Giorgio Caproni, Amore, com'è ferito il secolo

01/04/2007

La rima giusta per la moglie Rina, di Pasquale Di Palmo

Le figure femminili occupano un posto di rilievo nell’opera di Giorgio Caproni, incidendosi nella memoria del lettore con una rara, icastica leggerezza. Basti per tutte pensare all’indimenticabile immagine della madre, Anna Picchi, a cui è dedicata una delle sezioni più intense del Seme del piangere. Al pari della madre, la figura della moglie, Rosa Rettagliata, soprannominata Rina, è stata immortalata in numerose poesie che in parte ci vengono proposte, insieme a un florilegio di lettere, in un’antologia curata da Stefano Verdino. Le poesie scelte sono quelle in cui è esplicito il riferimento a Rina e abbracciano quasi tutta la produzione caproniana: dalla seconda silloge, intitolata Ballo a Fontanigorda (1938) alla raccolta postuma Res amissa (1991).
Spesso si tratta di testi molto conosciuti come “L’ascensore” (che segna una svolta nella poetica caproniana) o “Il gibbone”, alternati a spunti in cui le sembianze di Rina assumono di volta in volta valenze e significati diversi, arrivando a sfumare non di rado in quelle di Olga, la fidanzata morta, o in quelle della madre.
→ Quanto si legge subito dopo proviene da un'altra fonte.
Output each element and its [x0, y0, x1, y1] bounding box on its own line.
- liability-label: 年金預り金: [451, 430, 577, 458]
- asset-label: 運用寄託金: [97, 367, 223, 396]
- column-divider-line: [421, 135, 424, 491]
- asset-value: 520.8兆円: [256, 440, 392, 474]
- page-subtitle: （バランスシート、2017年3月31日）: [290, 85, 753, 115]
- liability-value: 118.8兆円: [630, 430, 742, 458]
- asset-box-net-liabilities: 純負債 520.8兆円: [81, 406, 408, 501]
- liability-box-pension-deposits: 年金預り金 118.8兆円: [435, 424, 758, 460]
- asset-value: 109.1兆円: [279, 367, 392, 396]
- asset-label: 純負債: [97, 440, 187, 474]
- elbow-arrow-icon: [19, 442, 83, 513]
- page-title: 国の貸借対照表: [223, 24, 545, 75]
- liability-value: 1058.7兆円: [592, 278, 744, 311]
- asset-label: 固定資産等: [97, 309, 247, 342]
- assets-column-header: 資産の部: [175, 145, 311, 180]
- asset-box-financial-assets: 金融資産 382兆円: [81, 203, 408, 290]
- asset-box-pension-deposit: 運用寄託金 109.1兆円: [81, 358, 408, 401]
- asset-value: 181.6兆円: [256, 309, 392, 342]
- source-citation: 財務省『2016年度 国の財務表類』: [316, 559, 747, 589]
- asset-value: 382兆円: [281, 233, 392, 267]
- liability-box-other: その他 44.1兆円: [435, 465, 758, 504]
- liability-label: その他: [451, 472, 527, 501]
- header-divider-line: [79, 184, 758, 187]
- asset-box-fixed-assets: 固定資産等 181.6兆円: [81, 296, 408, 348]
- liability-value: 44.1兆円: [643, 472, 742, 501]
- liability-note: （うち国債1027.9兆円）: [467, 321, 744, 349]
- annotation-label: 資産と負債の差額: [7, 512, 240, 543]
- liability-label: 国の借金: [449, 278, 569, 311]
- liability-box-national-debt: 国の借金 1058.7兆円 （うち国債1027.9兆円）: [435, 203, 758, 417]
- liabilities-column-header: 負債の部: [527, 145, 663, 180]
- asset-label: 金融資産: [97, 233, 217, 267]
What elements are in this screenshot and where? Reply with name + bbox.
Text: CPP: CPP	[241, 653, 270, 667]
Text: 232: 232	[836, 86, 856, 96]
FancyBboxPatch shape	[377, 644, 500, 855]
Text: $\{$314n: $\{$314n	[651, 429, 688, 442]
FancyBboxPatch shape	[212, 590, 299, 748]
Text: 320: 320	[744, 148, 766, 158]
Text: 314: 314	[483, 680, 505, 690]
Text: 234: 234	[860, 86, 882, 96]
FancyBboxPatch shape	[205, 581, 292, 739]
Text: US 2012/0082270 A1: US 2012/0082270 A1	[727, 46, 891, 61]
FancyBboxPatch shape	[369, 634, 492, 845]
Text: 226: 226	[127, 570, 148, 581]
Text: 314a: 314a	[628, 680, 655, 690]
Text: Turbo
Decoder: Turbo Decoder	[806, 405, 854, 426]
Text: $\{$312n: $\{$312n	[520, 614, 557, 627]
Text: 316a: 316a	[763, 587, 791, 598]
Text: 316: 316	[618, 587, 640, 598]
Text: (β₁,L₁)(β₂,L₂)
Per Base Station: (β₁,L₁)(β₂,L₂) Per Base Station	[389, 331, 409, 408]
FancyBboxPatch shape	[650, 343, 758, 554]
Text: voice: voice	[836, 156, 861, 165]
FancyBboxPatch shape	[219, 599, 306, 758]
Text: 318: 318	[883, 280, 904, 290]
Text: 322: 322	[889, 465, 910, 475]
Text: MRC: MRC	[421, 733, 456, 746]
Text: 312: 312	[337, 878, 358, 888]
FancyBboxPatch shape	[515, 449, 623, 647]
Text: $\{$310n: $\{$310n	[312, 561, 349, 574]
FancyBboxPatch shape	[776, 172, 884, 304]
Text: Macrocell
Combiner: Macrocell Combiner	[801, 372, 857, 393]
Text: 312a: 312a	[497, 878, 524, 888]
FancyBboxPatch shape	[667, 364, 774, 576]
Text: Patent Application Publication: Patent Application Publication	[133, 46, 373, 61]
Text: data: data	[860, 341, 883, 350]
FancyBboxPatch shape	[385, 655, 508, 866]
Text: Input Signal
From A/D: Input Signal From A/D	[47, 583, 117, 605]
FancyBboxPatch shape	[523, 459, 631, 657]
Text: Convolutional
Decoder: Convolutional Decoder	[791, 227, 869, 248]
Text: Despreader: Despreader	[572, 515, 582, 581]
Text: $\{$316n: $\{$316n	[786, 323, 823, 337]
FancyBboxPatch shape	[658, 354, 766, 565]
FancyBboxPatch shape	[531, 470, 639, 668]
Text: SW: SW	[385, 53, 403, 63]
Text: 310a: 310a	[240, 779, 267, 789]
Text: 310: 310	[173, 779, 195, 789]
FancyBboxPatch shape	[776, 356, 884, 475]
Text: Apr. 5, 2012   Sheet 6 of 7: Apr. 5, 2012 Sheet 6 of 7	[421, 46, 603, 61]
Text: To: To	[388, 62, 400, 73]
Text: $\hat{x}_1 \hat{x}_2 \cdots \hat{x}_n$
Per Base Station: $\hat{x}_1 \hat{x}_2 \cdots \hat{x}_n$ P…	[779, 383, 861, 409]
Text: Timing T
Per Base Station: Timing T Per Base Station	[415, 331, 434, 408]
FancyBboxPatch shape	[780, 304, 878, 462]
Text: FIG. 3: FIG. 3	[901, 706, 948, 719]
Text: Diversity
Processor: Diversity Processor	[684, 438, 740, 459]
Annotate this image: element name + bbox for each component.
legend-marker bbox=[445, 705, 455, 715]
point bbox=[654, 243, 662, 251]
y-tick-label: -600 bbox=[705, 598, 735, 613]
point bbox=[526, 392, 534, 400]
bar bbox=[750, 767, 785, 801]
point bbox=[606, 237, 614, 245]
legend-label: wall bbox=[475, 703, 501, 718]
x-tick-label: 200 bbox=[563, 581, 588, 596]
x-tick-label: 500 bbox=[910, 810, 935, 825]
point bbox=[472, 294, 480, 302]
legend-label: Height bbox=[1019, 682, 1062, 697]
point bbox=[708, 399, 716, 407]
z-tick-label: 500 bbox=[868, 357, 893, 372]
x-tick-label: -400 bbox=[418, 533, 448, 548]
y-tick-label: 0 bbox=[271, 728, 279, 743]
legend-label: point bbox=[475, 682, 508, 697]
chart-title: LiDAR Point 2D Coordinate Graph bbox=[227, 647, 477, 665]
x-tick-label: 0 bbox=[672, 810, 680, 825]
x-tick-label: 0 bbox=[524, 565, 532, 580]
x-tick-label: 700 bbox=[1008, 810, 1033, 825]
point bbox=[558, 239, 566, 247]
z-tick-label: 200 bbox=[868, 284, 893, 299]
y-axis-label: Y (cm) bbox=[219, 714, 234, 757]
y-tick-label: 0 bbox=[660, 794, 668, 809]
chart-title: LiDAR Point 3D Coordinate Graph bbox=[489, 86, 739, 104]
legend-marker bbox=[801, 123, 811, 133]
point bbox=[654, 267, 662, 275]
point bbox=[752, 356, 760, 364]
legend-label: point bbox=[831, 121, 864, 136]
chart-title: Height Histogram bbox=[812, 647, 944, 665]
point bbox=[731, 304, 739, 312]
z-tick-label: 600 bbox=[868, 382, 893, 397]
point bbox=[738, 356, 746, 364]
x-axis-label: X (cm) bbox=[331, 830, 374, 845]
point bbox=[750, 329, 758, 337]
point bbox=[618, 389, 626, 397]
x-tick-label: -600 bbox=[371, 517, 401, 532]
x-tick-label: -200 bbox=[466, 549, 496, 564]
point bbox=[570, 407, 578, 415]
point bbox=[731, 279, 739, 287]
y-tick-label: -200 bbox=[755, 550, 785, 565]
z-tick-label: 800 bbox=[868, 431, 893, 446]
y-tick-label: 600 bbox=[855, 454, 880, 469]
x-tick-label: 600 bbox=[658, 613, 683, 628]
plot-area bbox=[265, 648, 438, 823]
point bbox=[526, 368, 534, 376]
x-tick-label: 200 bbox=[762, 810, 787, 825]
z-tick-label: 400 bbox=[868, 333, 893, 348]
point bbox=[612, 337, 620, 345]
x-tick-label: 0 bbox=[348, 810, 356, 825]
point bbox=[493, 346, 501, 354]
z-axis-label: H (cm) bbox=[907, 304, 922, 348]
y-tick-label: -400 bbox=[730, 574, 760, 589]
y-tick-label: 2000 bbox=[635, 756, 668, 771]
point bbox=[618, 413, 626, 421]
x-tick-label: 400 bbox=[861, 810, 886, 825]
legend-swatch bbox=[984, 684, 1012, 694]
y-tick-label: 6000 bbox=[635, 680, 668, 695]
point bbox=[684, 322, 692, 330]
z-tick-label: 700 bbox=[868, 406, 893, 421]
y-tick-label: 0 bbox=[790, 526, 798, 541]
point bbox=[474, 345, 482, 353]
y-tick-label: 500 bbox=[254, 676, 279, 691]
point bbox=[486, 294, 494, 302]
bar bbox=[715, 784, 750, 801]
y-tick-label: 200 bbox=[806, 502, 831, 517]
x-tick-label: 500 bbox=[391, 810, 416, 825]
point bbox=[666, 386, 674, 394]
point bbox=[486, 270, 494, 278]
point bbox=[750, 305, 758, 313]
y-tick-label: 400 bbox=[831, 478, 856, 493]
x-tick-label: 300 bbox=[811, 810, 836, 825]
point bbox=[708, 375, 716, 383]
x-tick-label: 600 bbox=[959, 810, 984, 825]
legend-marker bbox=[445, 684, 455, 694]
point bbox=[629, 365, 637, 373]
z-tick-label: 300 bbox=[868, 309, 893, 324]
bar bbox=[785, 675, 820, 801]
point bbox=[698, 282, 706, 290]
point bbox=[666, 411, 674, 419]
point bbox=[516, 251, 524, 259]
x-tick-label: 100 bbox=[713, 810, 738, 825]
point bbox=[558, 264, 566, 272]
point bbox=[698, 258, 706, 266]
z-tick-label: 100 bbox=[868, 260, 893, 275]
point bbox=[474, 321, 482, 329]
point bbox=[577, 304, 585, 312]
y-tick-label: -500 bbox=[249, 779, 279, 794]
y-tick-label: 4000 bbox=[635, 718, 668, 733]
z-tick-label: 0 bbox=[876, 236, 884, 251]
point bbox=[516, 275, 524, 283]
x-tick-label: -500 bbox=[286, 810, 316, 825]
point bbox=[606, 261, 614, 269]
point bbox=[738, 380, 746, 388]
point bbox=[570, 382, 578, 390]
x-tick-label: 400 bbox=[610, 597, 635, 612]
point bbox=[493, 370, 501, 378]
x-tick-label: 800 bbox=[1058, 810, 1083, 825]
Caproni arriverà d’altronde a rastremare talmente il proprio dettato da estrapolare il passaggio di una lettera di Rina per una sua celeberrima quartina intitolata “Da una lettera di Rina”: «[…] Si sta bene a Loco. / C’è ancora il grano dei campi. / Le amarene mature. / Qui sono entusiasti».
In appendice figura una scelta di lettere indirizzate da Caproni alla moglie durante il servizio militare, corredate da un paio di missive scritte nel secondo dopoguerra da Roma e da qualche comunicazione di Rina al marito. Il tono di questi scambi epistolari è dominato dai consigli e dai suggerimenti dettati dalle incombenze di tipo quotidiano in cui tra le righe trapela il premuroso affetto tra i due coniugi.